India’s risks have not entirely disappeared, given the political cycle and potential for slowing capital inflows complicating external financing.

Increased market volatility stemming from global trade protectionism and rising US interest rates will be met by a concerted response from the Reserve Bank of India (the central bank), and attention will invariably become increasingly focused on the federal elections next year, and whether Narendra Modi’s business-friendly policies persist.

Uncertainty will increase in view of the latest opinion poll readings and by-election results signalling the possibility of the centre-right National Democratic Alliance led by Narendra Modi’s Bharatiya Janata Party (BJP) losing its majority in the lower house.

Positive signs

Yet India’s risk rating improved in Euromoney’s latest survey, resulting in the sovereign moving up three places in the global risk rankings to 53rd out of 186 countries, keeping its distance to Brazil, and closing in on Thailand and Bulgaria among investment grades.

Economic data has turned out to be unequivocally more positive in recent weeks.

Auto sales and bank lending figures, providing useful indicators of consumer demand, paint a rosy picture, signalling the economy has weathered implementation of the goods and services tax and the cash shortages accompanying the banknote demonetisation (currency exchange) aimed at curtailing illegal shadow economy activities.

Passenger vehicle sales rose by almost 20% year-on-year in the second quarter, with July credit data climbing 12%.

Sentiment in the manufacturing and services sectors is better off, with rising new orders fuelling exports, industrial production and GDP growth – signalling that the second quarter national accounts, to be released towards the end of this month, will endorse these favourable readings.

Risks easing

Euromoney’s survey experts have taken this on board, upgrading four of the five economic risk indicators on a like-for-like, year-on-year basis, alongside all six political indicators that are improving due to political stability and pro-business policymaking opening up the country to foreign investment.

Even the more conservative forecasters now predict GDP growth accelerating from the 6.7% outturn in fiscal year 2017/18 (to end-March), to more than 7%.

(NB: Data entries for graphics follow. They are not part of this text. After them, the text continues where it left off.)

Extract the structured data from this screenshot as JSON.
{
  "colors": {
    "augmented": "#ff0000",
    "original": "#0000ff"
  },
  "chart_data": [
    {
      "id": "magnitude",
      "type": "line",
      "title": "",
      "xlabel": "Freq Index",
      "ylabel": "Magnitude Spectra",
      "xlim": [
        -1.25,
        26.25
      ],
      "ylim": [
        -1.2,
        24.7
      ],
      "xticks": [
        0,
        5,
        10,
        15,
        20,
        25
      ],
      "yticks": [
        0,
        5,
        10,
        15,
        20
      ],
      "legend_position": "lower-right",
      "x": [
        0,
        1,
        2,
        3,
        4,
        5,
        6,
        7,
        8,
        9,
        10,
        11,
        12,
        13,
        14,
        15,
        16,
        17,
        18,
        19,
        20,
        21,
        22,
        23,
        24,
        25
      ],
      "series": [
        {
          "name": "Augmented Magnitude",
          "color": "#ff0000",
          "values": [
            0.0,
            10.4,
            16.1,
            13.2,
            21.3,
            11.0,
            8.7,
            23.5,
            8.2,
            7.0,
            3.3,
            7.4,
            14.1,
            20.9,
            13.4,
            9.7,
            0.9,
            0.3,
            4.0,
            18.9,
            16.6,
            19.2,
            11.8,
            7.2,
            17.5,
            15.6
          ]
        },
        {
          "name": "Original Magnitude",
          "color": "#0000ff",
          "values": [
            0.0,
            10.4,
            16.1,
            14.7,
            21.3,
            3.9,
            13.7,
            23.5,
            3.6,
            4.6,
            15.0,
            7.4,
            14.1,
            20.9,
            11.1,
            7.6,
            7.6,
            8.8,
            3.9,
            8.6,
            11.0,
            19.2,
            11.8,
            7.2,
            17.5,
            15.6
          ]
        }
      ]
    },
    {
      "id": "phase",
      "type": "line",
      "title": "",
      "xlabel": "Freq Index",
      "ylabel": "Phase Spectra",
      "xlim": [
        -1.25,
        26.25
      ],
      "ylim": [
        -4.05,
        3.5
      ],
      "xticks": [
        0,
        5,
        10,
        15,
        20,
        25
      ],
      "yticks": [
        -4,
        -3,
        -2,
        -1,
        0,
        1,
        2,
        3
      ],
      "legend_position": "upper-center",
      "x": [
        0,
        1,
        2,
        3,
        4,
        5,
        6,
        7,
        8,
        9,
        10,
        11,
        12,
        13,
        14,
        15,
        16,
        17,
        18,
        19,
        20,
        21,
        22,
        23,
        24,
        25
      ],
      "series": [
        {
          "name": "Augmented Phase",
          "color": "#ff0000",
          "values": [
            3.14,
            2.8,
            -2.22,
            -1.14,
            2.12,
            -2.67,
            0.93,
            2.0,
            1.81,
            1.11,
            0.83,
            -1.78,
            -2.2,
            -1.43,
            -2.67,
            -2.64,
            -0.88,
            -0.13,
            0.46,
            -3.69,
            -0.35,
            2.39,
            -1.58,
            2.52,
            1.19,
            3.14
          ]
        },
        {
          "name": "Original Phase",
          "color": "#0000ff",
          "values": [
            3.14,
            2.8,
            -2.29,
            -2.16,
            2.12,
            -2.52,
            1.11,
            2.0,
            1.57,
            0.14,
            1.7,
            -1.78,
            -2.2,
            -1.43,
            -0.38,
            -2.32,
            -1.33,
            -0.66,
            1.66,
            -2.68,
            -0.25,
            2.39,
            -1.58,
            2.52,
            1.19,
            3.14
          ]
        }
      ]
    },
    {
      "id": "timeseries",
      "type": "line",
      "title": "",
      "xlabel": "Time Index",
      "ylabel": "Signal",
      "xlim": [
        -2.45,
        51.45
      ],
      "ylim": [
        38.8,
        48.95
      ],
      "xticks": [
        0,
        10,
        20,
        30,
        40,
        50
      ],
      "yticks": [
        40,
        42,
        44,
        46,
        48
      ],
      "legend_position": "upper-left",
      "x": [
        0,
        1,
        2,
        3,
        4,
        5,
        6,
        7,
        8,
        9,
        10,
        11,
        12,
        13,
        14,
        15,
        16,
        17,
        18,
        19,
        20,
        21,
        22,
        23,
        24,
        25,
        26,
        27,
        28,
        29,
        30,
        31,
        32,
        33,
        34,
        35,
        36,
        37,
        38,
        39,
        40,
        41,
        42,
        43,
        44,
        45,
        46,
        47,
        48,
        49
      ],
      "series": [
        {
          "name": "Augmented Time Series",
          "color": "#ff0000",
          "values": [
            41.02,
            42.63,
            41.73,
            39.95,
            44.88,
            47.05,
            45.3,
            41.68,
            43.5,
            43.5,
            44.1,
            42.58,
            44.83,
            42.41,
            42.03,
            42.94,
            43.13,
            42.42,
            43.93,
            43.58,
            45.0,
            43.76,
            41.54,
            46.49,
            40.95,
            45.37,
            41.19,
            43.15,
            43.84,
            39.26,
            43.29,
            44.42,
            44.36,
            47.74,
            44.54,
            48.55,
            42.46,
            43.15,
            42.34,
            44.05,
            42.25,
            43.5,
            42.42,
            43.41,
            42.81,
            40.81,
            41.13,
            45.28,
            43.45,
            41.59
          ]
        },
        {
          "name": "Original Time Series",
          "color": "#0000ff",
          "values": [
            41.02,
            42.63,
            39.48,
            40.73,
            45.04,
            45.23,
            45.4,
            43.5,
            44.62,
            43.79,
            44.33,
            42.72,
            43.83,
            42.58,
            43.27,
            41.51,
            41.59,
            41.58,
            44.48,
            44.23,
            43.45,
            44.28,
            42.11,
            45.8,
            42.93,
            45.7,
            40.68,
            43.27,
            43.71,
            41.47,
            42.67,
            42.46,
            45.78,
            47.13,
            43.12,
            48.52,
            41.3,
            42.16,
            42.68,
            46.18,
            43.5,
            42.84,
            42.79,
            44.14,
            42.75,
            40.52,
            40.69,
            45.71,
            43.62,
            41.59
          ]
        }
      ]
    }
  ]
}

“We expect growth to pick up to 7.5% in the next fiscal years – supported by consumption and a pick-up in investment – and India to surpass China again as fastest growing giant”, says ABN Amro economist and ECR survey contributor, Arjen van Dijkhuizen.

IMF forecasts concur:

ecr india GDP growth graph 780

“The improved reform momentum under Modi’s government, better policies, a demographic dividend and ‘catch-up effects’ are structural factors supporting growth,” Dijkhuizen states.

Fast growth is of course crucial for development in a country with a low per capita GDP, trailing most of its peers, and can only be sustained through reforms.

The goods and services tax has created a unified internal market for the first time, and it will facilitate workers moving from informal to formal activities, bolstering federal government revenue, states the IMF in its latest assessment report.

Major steps have been taken to shore up banking sector stability –  a fairly low-scoring indicator in Euromoney’s survey, but one that is improving; India’s banks are rated more highly than China’s, or Russia’s, based on comparative risk scores.

A new bankruptcy code will improve the creditor-debtor balance. Banks’ recapitalisation, better identification of bad assets, and measures to improve governance are all making progress.

“As one of the world’s fastest-growing economies – accounting for about 15% of global growth –  India’s economy has helped to lift millions out of poverty,” the IMF states.

And with a stronger economy, India is no longer considered one of the “fragile five”, the most vulnerable EMs during the “taper tantrum” of 2013, when the current-account deficit was closer to 5% of GDP than its current level, less than 2%.


Financial markets were not overly perturbed by the recent tightening of monetary policy providing support for the rupee to dampen inflation pressure.

India is in a stronger state. The stock of foreign currency reserves has grown to more than seven months of imports, or four-fifths of external debt, and the budget deficit and debt metrics are on gradually improving medium-term trends.